Clino Trini Castelli, a designer known internationally for introducing the No-Form concept, anticipates in this article the themes he will deepen in the meeting that WOW! organizes at the Herman Miller showroom in Milan on March 31st, entitled “40 years of High Touch Design. Designing beyond form with re-design strategies between the emotional identity and aesthetics of sustainability. ” (More info here)
Invited as guest of honor, Castelli will illustrate the concept and history of High Touch Design and the tools of Primary Design.
The event, aimed at a selected group of designers, also includes the participation of Frida Doveil, architect, professionally grew up in the Primary Design cultural climate, and Bertie Van Wyk, critical thinking Workplace Specialist of Insight Group Herman Miller.

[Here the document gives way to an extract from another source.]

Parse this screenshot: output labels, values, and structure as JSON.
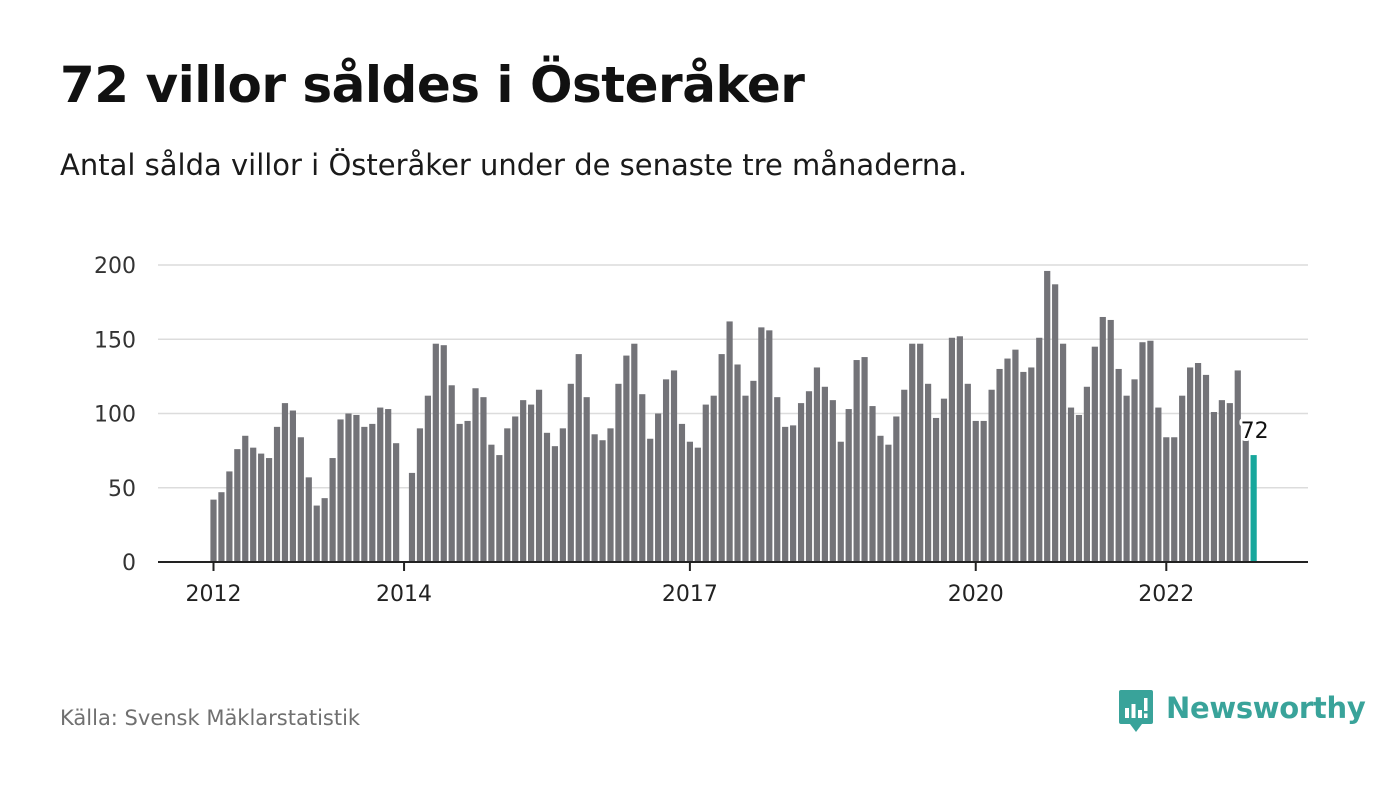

The Redesign of the Action Office.
Forty years ago, in 1982, Herman Miller decided to launch the development phase of the first major CMF Redesign program in history intended to remove the signs of emotional obsolescence from the identity of the Action Office, before its 1983 relaunch at the Neocon in Chicago. That project of mine, based solely on the renewal of Colors, Materials and Finishes of the famous office system designed by Robert Propst in 1968, still remains a valid model of Aesthetic Sustainability for the current Ecological Transition.

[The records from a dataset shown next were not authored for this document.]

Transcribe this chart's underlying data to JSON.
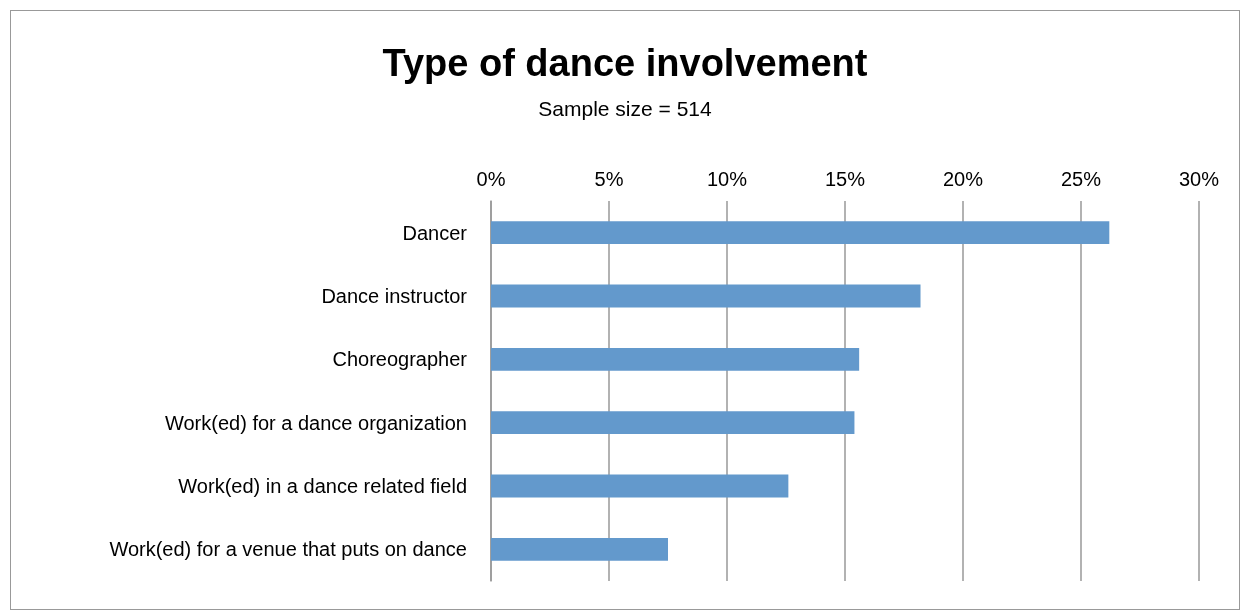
{
  "chart_data": {
    "type": "bar",
    "orientation": "horizontal",
    "title": "Type of dance involvement",
    "subtitle": "Sample size = 514",
    "categories": [
      "Dancer",
      "Dance instructor",
      "Choreographer",
      "Work(ed) for a dance organization",
      "Work(ed) in a dance related field",
      "Work(ed) for a venue that puts on dance"
    ],
    "values": [
      26.2,
      18.2,
      15.6,
      15.4,
      12.6,
      7.5
    ],
    "color": "#6399cc",
    "xlim": [
      0,
      30
    ],
    "xticks": [
      {
        "value": 0,
        "label": "0%"
      },
      {
        "value": 5,
        "label": "5%"
      },
      {
        "value": 10,
        "label": "10%"
      },
      {
        "value": 15,
        "label": "15%"
      },
      {
        "value": 20,
        "label": "20%"
      },
      {
        "value": 25,
        "label": "25%"
      },
      {
        "value": 30,
        "label": "30%"
      }
    ],
    "grid": "x"
  }
}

That decision was also possible thanks to the publication of John Naisbitt’s best-seller “Megatrends. Ten new trends that will transform our lives”.
The second trend in fact concerned the combination of High Tech / High Touch and the humanization of technology through the deep touch of emotional factors.
A theme that coincided perfectly with my Eurocentric project of “soft redesign” based on the practice of Primary Design.
Alvin Toffler, author of the 1970s best-seller “Future Shock,” described John Naisbitt as one of the shrewdest observers of the changes sweeping America. Today it can be added that his visionary nature was also demonstrated by the third chapter of the book, which even then introduced the theme of Globalization.
It goes without saying that thanks to that unexpected astral conjunction my new CMF Design system was promptly approved by the board of directors of Herman Miller and that Naisbitt himself was involved in the product launch strategy. It was therefore extraordinary to discover, in 1983, the coincidence of a unique ‘sentiment’ between the Merchandise Mart in Chicago and the Salone del Mobile in Milan, two great design poles that had previously been very distant.
Text by Clino Trini Castelli
Clino Trini Castelli (b. 1944) designer, artist and design theorist lives and works in Milan. Internationally known for CMF Design (Color, Material and Finishes) of which he was the initiator, Castelli introduced the “No-form” renewal of plastic languages applied to industrial products through the tools of Design Primario. As opposed to traditional compositional methods, Clino Trini Castelli has focused on the design of the more intangible aspects of figuration, like color and material, light and sound, emphasizing the virtues of a sensorial approach to art and design. Since the early 1970s this has made him a pioneer in research on the emotional identity of products in the industrial sector. His work has received important European, American and Japanese prizes, including two ADI Compasso d’Oro awards.